In Namibia, like in many places in the Global South, companies come in offering governments windfall profits and employment for people desperate for jobs, often without any community consultation.

“In my country, people do not understand the risk of oil drilling,” Jakapita says. “I don’t want to say they are not educated enough, but they are being misled. If the oil spills, there will be health consequences. The government will have to spend money on health benefits because of the oil spills.”

Jakapita says that even where funds are promised by companies, “the money doesn’t reach the people it’s supposed to reach”. There’s too little accountability. “The government really uses the money on other things. And then people still sit in the same poverty, same drought, same situation.”

Edwin cautions against exposing the government’s use of funds. “I feel like they are so corrupt that they care about themselves, but they don’t care about the future. And if you speak about it, I would say that you’re not safe.” 

The youth climate activists are a thorn in the side of their government’s plans.
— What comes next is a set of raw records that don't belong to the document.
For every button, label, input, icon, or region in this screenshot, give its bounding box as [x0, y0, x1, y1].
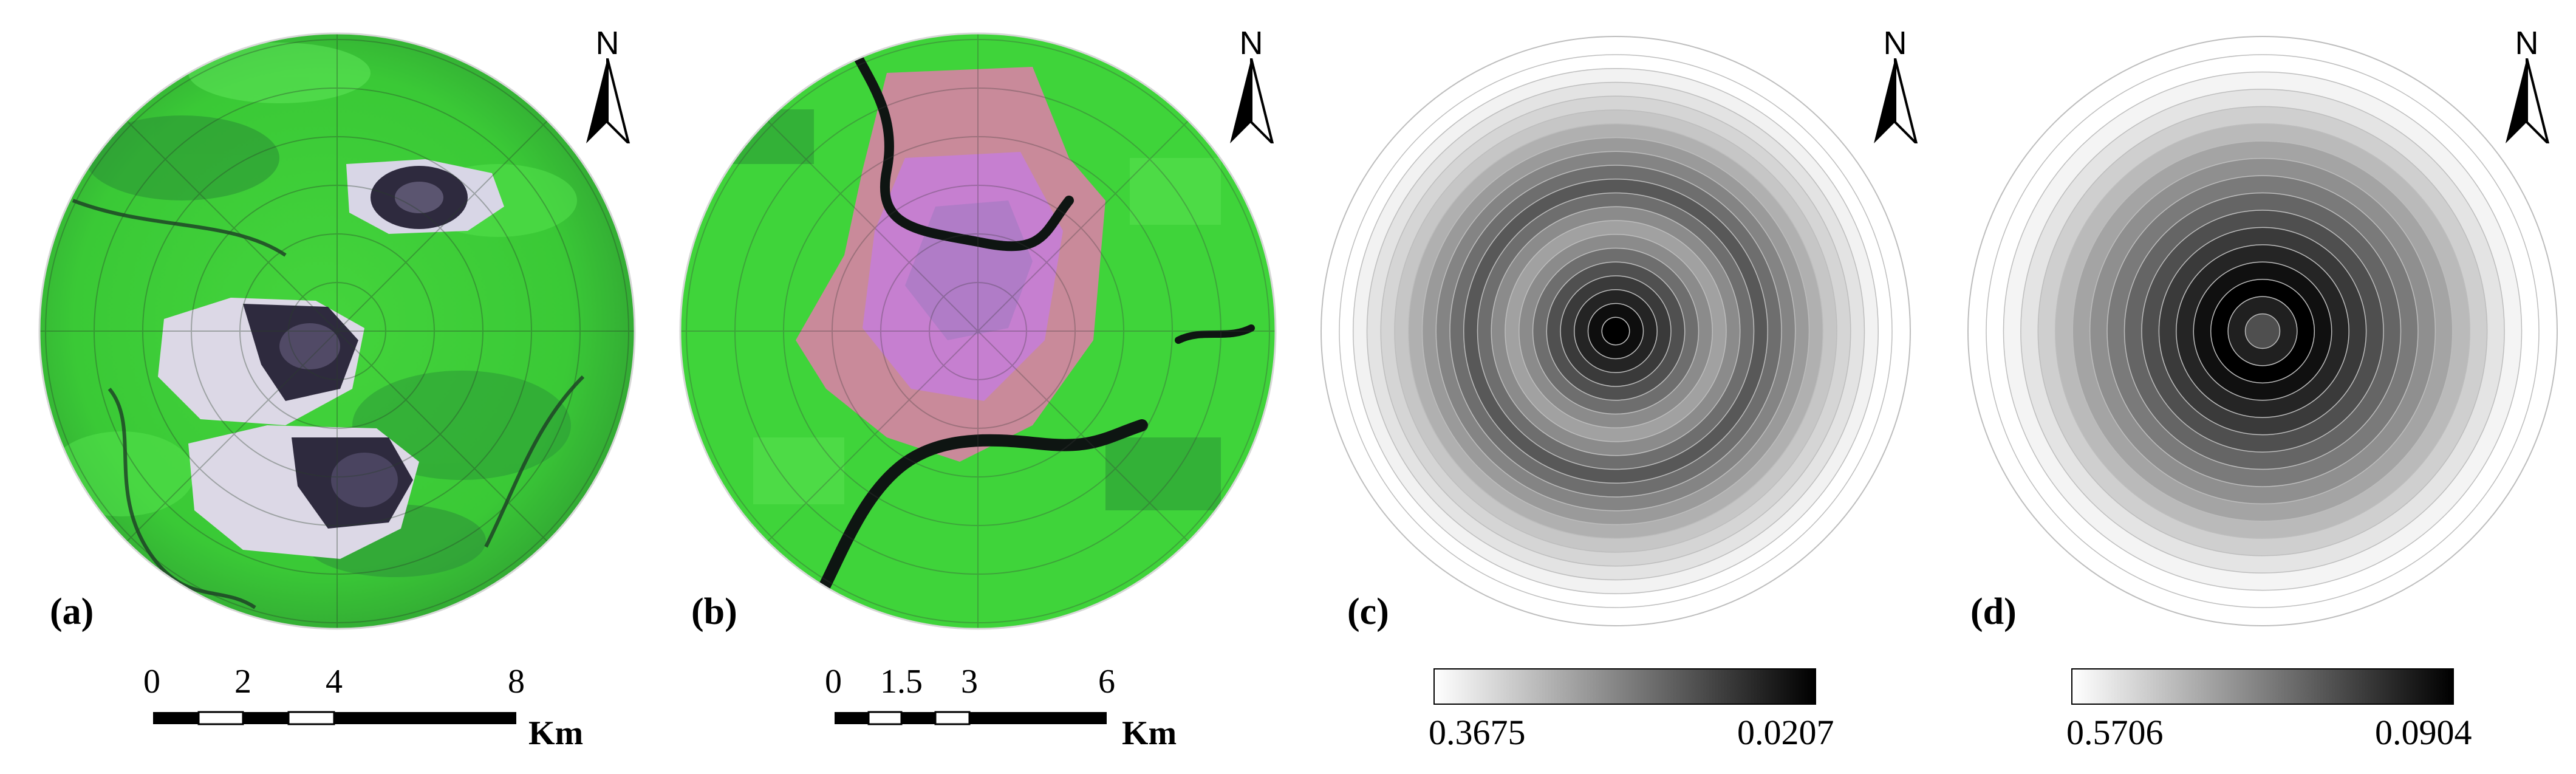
color-ramp — [2071, 668, 2454, 705]
north-letter: N — [1239, 25, 1263, 61]
north-arrow-icon — [586, 58, 630, 143]
north-arrow-icon — [2506, 58, 2550, 143]
panel-a: (a) N 0 2 4 8 Km — [0, 0, 644, 774]
river — [814, 33, 1255, 601]
north-letter: N — [2515, 25, 2539, 61]
scale-tick: 6 — [1098, 663, 1115, 700]
legend-min-label: 0.5706 — [2066, 713, 2164, 752]
panel-label: (c) — [1347, 591, 1389, 632]
outer-buffer-ring — [1320, 36, 1911, 626]
scale-tick: 2 — [234, 663, 251, 700]
scale-tick: 8 — [508, 663, 525, 700]
legend-min-label: 0.3675 — [1429, 713, 1526, 752]
panel-b: (b) N 0 1.5 3 6 Km — [644, 0, 1288, 774]
scale-tick: 1.5 — [880, 663, 923, 700]
scale-bar: 0 1.5 3 6 Km — [825, 662, 1259, 752]
scale-unit: Km — [1122, 714, 1177, 752]
panel-label: (a) — [50, 591, 94, 632]
scale-tick: 0 — [825, 663, 842, 700]
ring-map-d — [1967, 36, 2558, 626]
panel-c: (c) N 0.3675 0.0207 — [1288, 0, 1932, 774]
mine-pit-3 — [188, 425, 419, 559]
scale-unit: Km — [528, 714, 584, 752]
scale-tick: 0 — [143, 663, 160, 700]
color-ramp — [1433, 668, 1816, 705]
north-arrow: N — [2499, 24, 2554, 146]
scale-bar-graphic — [153, 711, 516, 725]
legend-max-label: 0.0207 — [1737, 713, 1834, 752]
north-arrow-icon — [1230, 58, 1274, 143]
satellite-map-a — [38, 32, 636, 630]
north-arrow: N — [1224, 24, 1279, 146]
north-arrow: N — [580, 24, 635, 146]
panel-label: (d) — [1970, 591, 2017, 632]
ring-band — [2244, 313, 2281, 349]
ring-band — [1601, 317, 1630, 346]
outer-buffer-ring — [1967, 36, 2558, 626]
satellite-map-b — [679, 32, 1277, 630]
north-letter: N — [1883, 25, 1907, 61]
north-arrow: N — [1868, 24, 1922, 146]
mine-pit-1 — [346, 159, 504, 234]
panel-label: (b) — [691, 591, 737, 632]
color-legend: 0.5706 0.0904 — [2066, 668, 2496, 759]
scale-tick: 3 — [961, 663, 978, 700]
scale-bar: 0 2 4 8 Km — [143, 662, 638, 752]
north-arrow-icon — [1874, 58, 1918, 143]
legend-max-label: 0.0904 — [2375, 713, 2472, 752]
color-legend: 0.3675 0.0207 — [1429, 668, 1859, 759]
north-letter: N — [595, 25, 620, 61]
mine-pit-2 — [158, 298, 364, 425]
ring-map-c — [1320, 36, 1911, 626]
panel-d: (d) N 0.5706 0.0904 — [1932, 0, 2575, 774]
scale-tick: 4 — [326, 663, 343, 700]
scale-bar-graphic — [835, 711, 1107, 725]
Jakapita says they were only trying to show that the government hadn’t done its proper environmental assessments for oil drilling. “But our president called us hooligans because we were trying to apparently block Namibia’s economy from rising, which was not the case!” 

“Even though our countries are less responsible, the political leaders are just adding more fuel to the fire”

Maria

And in the national newspapers in Namibia, “they are not only painting us as stupid, but it’s also kind of giving the country the image that what we are doing is nonsense. I feel like we are denied a platform to freely defend our futures and to speak.”

With similar scenes happening across the UK media right now, especially in response to Insulate Britain, it’s hard to feel there are huge differences between how Namibia and the UK treats its climate activists.

Whether in a risky situation protesting oil drilling in Africa, or struggling to reach the UK from the Pacific Island countries – it’s clear that these powerful young voices are often the last to be heard. 

But they are certainly not voiceless – they have a lot to say. And they aren’t taking it anymore. The sacrifice is too great.

Maria sums up why they are here. “World leaders need to understand that they cannot have those conversations without us there. And our leaders have to stop living in the past. They still think that petroleum is the future, is the dream. And it’s not – it’s the other way around. It’s what’s drowning us. They really need to understand that. Because even though our countries are less responsible, the political leaders are just adding more fuel to the fire.”